Da oggi, dunque, nell’amministrazione dei sacramenti nei quali si deve fare uso dei sacri oli non si usino più gli oli vecchi, tranne che non vi sia una vera e propria necessità (cfr. can. 847).
E’ a tutti noto che in caso di necessità e urgenza, qualunque presbitero, può nella stessa celebrazione dell’unzione degli infermi, benedire gli oli da usare al momento.
Come già ricordato l’anno scorso, deve verificarsi la necessità, l’urgenza e l’eccezionalità del caso. Benedire gli oli in casa dell’ammalato ogni qualvolta veniamo chiamati per l’unzione degli infermi è un abuso che la nostra gente riscontra e giustamente non approva.
Il Vangelo proclamato ci ha riportato nella Sinagoga di Nazaret dove Gesù commentando le parole del profeta Isaia, afferma di essere lui l’unto del Signore, colui che il Padre ha mandato per annunciare ai poveri il lieto annunzio, per proclamare ai prigionieri la liberazione, ai ciechi la vista.

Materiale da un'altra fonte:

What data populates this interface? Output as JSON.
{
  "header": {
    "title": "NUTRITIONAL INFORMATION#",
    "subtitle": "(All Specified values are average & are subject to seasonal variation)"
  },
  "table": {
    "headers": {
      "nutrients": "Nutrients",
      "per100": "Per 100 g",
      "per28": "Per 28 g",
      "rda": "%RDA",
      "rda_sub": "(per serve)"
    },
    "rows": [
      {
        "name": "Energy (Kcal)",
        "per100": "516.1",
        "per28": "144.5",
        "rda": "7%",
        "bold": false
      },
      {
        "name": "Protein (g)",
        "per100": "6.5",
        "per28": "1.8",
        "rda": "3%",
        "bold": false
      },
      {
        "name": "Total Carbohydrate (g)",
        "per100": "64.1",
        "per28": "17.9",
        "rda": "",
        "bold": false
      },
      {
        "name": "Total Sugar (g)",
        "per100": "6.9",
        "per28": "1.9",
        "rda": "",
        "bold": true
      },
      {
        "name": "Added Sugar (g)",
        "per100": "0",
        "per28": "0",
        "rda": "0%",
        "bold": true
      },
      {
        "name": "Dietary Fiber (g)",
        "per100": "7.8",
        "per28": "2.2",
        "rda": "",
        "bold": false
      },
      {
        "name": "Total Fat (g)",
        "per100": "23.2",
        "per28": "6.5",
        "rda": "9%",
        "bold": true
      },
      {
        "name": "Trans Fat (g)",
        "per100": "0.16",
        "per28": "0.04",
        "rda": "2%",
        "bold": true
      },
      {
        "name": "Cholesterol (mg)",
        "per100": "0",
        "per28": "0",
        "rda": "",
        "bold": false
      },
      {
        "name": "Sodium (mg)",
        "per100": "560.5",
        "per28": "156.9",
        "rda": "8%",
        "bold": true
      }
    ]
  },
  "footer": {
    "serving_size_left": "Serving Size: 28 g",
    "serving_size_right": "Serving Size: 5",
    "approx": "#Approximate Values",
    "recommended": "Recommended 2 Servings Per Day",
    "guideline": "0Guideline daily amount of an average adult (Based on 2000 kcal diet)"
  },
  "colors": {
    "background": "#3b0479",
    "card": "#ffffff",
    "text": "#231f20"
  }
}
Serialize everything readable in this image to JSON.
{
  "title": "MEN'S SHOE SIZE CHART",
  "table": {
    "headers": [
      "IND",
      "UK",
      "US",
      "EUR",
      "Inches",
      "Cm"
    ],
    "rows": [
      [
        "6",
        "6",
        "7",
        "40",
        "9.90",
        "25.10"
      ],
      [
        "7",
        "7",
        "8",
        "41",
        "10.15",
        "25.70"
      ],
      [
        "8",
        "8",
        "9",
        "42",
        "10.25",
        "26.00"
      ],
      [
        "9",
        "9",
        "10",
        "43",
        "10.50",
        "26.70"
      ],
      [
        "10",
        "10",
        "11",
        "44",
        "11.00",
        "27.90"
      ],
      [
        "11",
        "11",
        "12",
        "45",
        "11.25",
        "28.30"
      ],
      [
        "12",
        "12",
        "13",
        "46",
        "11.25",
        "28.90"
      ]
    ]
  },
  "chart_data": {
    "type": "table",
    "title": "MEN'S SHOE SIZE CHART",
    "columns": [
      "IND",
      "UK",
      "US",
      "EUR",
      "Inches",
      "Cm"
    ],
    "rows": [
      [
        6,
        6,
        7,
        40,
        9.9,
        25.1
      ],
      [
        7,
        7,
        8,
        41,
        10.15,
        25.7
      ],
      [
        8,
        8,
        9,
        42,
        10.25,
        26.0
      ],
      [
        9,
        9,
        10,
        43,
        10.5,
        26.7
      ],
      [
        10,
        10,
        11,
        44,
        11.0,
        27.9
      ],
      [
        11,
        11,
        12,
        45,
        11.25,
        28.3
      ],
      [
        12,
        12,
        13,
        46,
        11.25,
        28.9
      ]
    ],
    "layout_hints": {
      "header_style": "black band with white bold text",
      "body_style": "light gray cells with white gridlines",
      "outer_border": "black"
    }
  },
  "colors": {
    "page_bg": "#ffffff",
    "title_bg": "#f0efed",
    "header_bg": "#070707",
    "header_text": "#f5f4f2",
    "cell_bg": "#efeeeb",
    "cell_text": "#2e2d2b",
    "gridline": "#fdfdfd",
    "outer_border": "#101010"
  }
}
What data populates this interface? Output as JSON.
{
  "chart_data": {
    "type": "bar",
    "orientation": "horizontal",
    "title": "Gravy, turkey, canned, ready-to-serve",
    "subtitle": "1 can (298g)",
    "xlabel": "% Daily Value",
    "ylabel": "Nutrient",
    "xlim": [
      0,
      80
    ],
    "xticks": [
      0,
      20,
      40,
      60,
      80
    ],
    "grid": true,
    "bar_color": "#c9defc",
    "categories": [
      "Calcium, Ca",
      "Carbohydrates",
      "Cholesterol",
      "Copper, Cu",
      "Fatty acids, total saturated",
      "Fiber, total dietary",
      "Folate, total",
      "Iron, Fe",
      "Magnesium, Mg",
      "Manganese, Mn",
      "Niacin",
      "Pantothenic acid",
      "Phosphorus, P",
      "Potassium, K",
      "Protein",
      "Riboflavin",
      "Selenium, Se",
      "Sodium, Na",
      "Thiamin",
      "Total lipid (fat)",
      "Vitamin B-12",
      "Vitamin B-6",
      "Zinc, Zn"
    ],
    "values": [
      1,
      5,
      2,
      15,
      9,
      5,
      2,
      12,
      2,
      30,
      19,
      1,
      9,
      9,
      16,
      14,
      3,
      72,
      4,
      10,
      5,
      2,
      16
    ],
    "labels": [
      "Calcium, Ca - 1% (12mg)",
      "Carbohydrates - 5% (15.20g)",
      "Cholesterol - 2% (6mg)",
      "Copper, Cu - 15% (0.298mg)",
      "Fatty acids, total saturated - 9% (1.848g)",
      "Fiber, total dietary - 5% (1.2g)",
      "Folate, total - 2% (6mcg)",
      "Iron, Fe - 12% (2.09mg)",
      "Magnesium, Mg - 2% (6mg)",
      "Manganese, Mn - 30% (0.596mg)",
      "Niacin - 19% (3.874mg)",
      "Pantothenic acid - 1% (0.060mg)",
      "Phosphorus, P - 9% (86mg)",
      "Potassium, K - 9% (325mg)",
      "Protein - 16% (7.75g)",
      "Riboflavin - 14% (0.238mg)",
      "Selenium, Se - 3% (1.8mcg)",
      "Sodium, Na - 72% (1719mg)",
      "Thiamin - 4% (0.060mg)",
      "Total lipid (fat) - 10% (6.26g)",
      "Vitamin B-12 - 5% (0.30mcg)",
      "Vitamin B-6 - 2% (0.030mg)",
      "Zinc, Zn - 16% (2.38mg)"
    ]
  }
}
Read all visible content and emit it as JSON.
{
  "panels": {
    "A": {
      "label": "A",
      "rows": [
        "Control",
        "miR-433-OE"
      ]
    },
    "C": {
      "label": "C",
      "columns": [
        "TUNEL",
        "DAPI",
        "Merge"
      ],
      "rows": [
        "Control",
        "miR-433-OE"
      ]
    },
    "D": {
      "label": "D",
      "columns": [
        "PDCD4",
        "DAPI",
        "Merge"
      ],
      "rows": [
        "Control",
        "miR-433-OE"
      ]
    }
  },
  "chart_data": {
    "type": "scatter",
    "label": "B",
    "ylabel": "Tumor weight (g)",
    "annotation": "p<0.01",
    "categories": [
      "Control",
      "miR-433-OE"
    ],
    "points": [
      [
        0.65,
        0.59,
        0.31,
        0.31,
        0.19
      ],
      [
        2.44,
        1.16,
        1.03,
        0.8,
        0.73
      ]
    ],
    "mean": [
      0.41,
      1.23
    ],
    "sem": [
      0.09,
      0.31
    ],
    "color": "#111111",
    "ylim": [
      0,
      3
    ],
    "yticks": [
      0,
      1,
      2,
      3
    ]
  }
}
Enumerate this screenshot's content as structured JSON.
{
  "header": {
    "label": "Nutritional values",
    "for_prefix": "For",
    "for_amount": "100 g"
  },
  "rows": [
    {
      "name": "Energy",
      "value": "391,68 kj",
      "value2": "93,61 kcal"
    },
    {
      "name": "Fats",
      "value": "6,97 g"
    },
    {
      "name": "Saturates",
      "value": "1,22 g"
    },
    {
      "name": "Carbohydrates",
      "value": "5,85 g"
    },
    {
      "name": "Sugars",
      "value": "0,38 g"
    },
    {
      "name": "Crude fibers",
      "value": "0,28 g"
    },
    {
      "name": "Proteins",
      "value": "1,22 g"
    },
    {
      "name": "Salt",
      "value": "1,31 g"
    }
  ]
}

Noi sacerdoti con l’Ordinazione presbiterale siamo stati chiamati a condividere la stessa missione di Cristo, ecco perché siamo stati “unti” e inviati nel giorno della nostra Ordinazione sacerdotale.
Con l’animo colmo di gratitudine rinnoveremo adesso le promesse sacerdotali che ci rimandano con la mente e con il cuore a quel giorno indimenticabile in cui il Vescovo, imponendoci le mani, ci ha consacrati ministri di Dio.
Vorremmo rinnovare le promesse di allora con lo stesso entusiasmo, la stessa passione, la stessa convinzione che faceva di noi uomini liberi e dal cuore indiviso.
A Maria Regina degli Apostoli e Madre della Chiesa, affidiamo la nostra vita, in maniera particolare in questo anno dedicato alla vita consacrata, perchè nella fedeltà al Figlio suo Gesù, possiamo con gioia proseguire il nostro cammino nella Chiesa e per la Chiesa.
A voi, carissimi fedeli laici, vi chiediamo di sostenerci con la vostra preghiera incessante e la vostra benevolenza. A lui, sommo ed eterno sacerdote, gloria e potenza nei secoli dei secoli. Amen (Ap 1,6).